Carole Lombard plays ambitious Mary, a showgirl (by far the most common professional occupation for 1930s American female movie characters). The gorgeous Mary attracts the eye of none-too-bright gangster "Shoots" Magiz (Nat Pendleton). Despite protestations from her best friend (Zasu Pitts), Mary encourages Shoots--she's not all that attracted to him, but she figures if she marries him, the poor sap won't last too long due to the nature of his business, and she'll get all his money. Mary does become Shoots' bride, and he does get bumped off--but due to the repeal of Prohibition, the widow finds out to her dismay that her husband had no money left. Mary gets involved with Shoots' devious associates (Sam Hardy, Leo Carillo), but it's Shoots' bodyguard (Chester Morris) who winds up getting the girl out of the rackets.

THE GAY BRIDE was the only film Carole Lombard made for MGM. Considering the reputation of the studio, Lombard had high hopes for it, but the results left her disappointed. Most of the books written about the actress look upon it as one of her most mediocre films. It certainly isn't terrible--but it doesn't do much to highlight Lombard's talents, other than make her look as ravishing as possible by providing her with a number of fashionable costumes. The movie has a in-between quality to it--it's not funny enough to be an out-and-out farce, and it's not dramatic enough to be a gangster melodrama.

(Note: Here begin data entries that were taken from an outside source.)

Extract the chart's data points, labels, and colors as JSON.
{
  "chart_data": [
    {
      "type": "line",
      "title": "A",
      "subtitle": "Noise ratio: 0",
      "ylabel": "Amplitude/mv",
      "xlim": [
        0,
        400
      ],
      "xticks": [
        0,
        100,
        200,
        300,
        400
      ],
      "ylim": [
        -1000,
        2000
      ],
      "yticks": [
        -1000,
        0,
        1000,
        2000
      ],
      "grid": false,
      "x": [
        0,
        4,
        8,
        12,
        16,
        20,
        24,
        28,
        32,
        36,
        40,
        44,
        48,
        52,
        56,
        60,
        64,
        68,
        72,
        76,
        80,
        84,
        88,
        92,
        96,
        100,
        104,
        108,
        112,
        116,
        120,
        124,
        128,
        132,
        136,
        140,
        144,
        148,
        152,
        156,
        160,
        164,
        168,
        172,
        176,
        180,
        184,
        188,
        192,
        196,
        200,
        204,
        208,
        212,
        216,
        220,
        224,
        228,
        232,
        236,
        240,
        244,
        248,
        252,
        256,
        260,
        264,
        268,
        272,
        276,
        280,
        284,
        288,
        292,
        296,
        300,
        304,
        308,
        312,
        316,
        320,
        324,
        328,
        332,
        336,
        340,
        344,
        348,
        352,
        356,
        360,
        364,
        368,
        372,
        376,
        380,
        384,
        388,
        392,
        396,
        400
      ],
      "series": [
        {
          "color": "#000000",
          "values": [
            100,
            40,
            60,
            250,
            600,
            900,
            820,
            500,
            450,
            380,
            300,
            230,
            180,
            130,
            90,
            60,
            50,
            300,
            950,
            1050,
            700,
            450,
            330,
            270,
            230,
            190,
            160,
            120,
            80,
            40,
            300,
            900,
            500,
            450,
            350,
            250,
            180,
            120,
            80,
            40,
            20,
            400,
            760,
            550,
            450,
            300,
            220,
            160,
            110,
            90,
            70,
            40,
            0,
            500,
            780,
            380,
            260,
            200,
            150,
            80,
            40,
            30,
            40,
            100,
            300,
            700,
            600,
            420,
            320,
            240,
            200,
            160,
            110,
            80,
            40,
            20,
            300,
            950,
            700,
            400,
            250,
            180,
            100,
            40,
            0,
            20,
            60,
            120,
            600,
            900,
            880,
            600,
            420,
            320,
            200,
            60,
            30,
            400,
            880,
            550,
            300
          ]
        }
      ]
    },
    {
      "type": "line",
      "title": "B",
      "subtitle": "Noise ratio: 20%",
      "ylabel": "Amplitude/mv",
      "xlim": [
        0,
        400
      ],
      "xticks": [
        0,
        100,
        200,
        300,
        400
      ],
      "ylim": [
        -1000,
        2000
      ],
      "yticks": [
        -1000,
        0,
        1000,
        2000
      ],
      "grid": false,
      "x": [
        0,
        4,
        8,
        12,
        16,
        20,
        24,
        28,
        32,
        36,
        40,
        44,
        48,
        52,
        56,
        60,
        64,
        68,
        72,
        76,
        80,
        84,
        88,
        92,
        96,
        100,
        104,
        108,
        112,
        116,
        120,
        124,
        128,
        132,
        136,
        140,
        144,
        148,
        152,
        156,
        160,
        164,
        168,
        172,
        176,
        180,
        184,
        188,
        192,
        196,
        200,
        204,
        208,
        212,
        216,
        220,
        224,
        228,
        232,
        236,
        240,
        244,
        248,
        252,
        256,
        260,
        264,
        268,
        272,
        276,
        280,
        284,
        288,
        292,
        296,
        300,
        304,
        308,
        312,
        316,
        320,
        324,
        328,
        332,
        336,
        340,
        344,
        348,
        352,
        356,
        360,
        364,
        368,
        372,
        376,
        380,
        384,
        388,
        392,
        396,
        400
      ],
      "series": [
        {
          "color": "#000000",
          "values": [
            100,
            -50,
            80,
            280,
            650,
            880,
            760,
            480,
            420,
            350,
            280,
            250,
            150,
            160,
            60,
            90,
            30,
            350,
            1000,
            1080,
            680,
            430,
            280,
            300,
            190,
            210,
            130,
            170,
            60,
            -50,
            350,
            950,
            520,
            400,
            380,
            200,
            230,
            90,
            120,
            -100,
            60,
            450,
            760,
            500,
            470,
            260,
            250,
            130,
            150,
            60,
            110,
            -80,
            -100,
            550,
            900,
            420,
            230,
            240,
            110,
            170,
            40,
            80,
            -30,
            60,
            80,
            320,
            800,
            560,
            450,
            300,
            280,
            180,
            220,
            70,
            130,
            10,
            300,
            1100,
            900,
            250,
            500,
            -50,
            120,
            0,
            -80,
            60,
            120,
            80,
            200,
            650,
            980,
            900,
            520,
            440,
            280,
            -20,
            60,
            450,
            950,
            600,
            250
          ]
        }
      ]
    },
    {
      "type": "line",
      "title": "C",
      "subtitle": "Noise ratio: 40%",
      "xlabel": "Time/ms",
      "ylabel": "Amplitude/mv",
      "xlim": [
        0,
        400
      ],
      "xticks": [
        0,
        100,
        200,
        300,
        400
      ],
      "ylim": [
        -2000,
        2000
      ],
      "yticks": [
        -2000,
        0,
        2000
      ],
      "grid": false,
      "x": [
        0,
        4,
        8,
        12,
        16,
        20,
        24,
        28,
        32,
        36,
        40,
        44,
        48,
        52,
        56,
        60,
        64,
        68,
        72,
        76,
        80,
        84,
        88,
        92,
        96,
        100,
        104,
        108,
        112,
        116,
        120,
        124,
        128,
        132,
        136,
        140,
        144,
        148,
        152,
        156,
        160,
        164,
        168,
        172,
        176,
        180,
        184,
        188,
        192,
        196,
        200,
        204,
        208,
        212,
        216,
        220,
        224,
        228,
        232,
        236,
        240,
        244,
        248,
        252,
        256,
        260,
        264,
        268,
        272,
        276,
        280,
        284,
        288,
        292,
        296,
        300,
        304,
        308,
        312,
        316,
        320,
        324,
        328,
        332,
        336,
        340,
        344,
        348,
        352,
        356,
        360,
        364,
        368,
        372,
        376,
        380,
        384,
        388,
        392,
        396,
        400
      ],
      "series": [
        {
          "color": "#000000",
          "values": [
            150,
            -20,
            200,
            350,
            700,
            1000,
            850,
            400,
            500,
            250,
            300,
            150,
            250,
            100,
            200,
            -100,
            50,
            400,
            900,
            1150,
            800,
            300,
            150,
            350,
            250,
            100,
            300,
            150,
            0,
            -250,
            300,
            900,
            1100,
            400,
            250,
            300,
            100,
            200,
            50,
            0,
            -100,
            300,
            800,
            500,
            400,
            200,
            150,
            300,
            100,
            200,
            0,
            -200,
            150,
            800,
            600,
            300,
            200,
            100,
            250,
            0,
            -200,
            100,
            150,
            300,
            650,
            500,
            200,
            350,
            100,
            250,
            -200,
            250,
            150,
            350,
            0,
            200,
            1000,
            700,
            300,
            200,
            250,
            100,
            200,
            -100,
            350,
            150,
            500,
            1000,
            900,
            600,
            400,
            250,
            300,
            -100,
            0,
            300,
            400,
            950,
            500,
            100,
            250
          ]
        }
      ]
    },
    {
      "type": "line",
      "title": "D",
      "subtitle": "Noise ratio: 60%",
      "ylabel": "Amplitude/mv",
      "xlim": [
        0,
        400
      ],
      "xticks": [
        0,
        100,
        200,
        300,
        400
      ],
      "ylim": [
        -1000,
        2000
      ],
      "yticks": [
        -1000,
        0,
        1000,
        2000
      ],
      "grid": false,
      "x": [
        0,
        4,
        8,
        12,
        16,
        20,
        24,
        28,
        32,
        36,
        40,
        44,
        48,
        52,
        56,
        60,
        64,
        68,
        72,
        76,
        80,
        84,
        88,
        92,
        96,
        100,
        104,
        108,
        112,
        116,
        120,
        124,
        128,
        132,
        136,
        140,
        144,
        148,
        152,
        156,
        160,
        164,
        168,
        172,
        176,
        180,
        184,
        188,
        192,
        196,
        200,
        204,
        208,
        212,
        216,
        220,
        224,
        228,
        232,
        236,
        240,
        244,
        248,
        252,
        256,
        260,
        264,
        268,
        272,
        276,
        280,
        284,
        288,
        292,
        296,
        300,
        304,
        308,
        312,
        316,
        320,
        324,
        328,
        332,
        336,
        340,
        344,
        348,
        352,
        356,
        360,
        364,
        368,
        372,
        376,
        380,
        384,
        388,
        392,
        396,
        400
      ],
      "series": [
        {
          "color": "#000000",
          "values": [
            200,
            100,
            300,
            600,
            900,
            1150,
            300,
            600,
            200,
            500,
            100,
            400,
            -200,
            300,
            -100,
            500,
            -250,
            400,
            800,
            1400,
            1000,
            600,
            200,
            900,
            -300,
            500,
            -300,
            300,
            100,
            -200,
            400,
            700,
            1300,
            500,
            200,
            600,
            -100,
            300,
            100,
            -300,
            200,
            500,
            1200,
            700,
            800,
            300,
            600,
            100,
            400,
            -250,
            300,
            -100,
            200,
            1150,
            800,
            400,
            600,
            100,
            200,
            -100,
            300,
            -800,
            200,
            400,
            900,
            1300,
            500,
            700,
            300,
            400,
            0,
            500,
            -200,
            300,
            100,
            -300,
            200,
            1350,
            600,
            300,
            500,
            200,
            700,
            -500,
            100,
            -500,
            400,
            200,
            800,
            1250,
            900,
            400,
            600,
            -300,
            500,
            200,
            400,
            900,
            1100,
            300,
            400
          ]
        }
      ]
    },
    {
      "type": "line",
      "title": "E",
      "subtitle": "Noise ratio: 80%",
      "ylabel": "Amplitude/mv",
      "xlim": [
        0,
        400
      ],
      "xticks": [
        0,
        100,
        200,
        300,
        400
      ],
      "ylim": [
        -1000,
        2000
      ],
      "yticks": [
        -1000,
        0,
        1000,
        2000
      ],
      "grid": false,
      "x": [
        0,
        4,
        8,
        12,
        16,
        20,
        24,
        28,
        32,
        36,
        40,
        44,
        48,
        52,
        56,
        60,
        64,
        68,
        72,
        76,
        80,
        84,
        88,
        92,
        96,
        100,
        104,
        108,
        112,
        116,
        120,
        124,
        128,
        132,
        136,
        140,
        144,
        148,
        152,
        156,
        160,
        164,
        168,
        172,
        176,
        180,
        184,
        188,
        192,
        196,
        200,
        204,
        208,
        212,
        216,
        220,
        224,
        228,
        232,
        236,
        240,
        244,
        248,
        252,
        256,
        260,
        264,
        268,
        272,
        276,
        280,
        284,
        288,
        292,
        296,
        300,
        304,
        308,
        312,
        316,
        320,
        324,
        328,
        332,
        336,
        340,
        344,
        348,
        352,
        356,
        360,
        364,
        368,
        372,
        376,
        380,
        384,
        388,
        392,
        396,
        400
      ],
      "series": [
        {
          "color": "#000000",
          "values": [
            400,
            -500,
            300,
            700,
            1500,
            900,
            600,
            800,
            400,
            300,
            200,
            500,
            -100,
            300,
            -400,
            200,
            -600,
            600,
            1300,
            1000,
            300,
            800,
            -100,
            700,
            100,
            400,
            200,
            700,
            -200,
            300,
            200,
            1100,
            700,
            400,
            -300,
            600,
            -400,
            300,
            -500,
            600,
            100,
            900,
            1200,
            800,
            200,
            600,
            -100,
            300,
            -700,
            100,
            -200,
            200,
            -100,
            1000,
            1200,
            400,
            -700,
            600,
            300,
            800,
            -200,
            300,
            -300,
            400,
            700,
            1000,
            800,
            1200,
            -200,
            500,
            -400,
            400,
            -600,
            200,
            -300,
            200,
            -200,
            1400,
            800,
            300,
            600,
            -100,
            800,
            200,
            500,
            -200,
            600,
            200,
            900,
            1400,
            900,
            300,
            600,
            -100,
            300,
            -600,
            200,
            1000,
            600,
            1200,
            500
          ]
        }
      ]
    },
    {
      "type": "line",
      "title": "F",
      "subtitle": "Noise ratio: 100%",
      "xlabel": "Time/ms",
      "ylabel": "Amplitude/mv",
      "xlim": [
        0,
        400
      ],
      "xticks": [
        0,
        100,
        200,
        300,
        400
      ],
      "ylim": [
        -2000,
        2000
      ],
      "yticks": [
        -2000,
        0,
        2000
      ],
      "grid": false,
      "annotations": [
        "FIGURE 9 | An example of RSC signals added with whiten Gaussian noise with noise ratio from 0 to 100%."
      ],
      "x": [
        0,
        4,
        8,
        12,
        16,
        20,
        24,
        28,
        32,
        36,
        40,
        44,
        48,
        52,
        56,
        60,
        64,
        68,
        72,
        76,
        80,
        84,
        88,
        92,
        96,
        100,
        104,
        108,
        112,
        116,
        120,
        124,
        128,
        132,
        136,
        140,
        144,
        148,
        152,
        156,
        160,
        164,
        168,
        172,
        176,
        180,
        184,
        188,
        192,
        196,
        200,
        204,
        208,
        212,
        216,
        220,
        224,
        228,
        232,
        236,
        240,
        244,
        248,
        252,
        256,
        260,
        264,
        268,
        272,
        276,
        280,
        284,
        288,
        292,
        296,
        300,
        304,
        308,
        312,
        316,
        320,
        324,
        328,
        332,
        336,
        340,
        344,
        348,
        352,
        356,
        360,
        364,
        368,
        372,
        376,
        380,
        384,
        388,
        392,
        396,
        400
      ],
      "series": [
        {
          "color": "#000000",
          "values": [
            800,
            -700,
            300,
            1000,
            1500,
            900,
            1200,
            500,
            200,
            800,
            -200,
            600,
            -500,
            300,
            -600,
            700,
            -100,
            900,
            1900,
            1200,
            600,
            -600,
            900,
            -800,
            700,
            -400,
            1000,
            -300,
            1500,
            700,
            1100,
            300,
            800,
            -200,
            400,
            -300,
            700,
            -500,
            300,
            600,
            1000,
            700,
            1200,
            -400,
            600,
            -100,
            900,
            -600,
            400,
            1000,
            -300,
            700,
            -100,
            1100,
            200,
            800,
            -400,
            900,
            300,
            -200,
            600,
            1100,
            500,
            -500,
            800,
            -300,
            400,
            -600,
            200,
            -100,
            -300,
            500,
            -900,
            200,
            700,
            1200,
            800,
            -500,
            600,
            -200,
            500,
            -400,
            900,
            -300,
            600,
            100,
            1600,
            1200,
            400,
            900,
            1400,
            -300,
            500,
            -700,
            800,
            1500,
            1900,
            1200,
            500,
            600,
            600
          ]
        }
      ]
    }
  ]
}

MGM may have been the wrong studio for this type of material. A company like Warner Bros. would have taken the script and made it as wild and wacky as possible. Lombard seems a bit too refined to be a hard-edged golddigger--it's the type of part that would have been perfect for, say, Joan Blondell or Ann Southern. In the first part of the film the gangsters are portrayed as basically dopes--so when later on they are supposed to be a viable threat to Mary, the tension just isn't there. Chester Morris (his character is referred to in the film as "Office Boy") and Lombard spend most of the movie sniping at one another--which, by the "old movie rules" means that they are really in love. Every time I have seen Chester Morris in a film, he comes off to me as sulky and unlikable, and he did nothing to change my mind here. Morris seems far more comfortable insulting Carole than he does when he has to woo her. (The script goes out of its way to tell the audience that Office Boy is just a bodyguard, and does not take part in any illegal activities, in order to make the character seem a "proper" match for Mary.)

Zasu Pitts doesn't get much to do here as the obligatory best friend (she does get to recite a few "Oh Dears"). In the last part of the film, her character disappears, which makes me wonder if there was some editing done to the story. Another reason I think there was some studio tinkering is that all of Mary's financial and legal problems--which are considerable--are explained away with dialogue literally at the very end of the picture. MGM veteran Jack Conway directs the film in a low-key, practical manner.

The print used for this DVD of THE GAY BRIDE has a lot of scratches on it, and the image quality is not very sharp. There are no extras.

Carole Lombard is my favorite movie actress of all time, so of course I'm going to take advantage of the opportunity to buy a film of hers that I had never seen. But in all honesty she's the only reason to watch THE GAY BRIDE.

1 comment:

  1. It's at best a programmer, in a tough comedy genre that really isn't MGM's terrain. Jack Conway could be a terrific comedic director -- watch the brilliant "Libeled Lady" for proof -- but he wasn't given much to work with here.

    Lombard often is quoted as calling this her worst movie; it's certainly far from her best. But as long as a print of "Fools For Scandal" exists, this isn't Carole's worst starring vehicle.